For the occasion, history buffs will be able to admire 192 objects, many of which come from Andean royal tombs. Among them is a completely intact gold attire of a Chimú emperor, dating back to 1300 A.D. Some of these artifacts have never been exhibited outside of Peru, according to the Boca Raton Museum of Art. Visitors will be guided through the exhibition by the mythical hero Ai Apaec, as much feared as revered by the Mochica people.
“Through this once-in-a-lifetime exhibition, visitors will have the opportunity to come face-to-face with history in a way that has never been done before,” said Ron Tan, Cityneon’s Executive Chairman & Group CEO. “With this exhibition, visitors can personally feel the magnificence of Machu Picchu like they are physically there, while exploring the ancient cultures who lived in this city 7,000 feet above sea level in the Andes Mountains.”
A “sacred place” to preserve
Conditions of access to Machu Picchu have changed since the pandemic, but “Machu Picchu and the Golden Empires of Peru” lets people discover the archaeological site through a virtual journey in augmented reality. For this, drones flew over the Inca sanctuary — devoid of tourists for eight months — to immortalize the site from all angles. Visitors to the exhibition will be able to discover these images via virtual reality headsets and motion chairs, made available as part of the exhibition.
In light of the global pandemic, the Inca site of Machu Picchu can now welcome only 250,000 visitors per year, visitors who also have to respect measures such as compulsory mask-wearing and social distancing. But other rules are also considered necessary for the preservation of this sanctuary, according to José Miguel Bastante, director of the national archaeological park of Machu Picchu in Peru.

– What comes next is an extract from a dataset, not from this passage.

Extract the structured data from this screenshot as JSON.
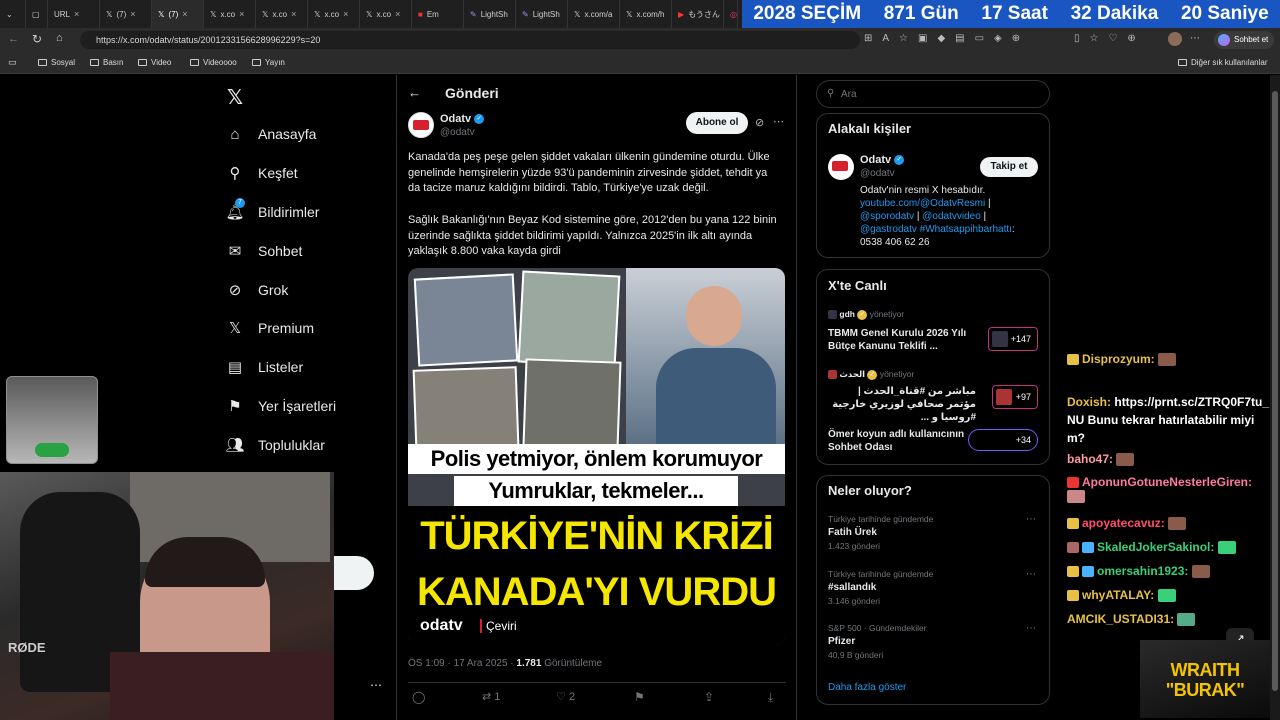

“Some tourists do not understand that Machu Picchu is the same as any other sacred religious place. They arrive, they see grass, and they say, ‘Oh, this is a park, I can lie down and do whatever I want’,” he said in a newsletter from the Getty Conservation Center. “No, it’s not like that. Machu Picchu really is a sacred place, like Notre Dame. If you inform tourists in advance what they’re going to see — and the rules — that helps conservation of heritage. A hundred informed tourists do less harm to a site than one tourist who is not informed.”
The exhibition “Machu Picchu and the Golden Empires of Peru” runs until March 6 at the Boca Raton Museum of Art in Florida, USA. It will then travel around the world.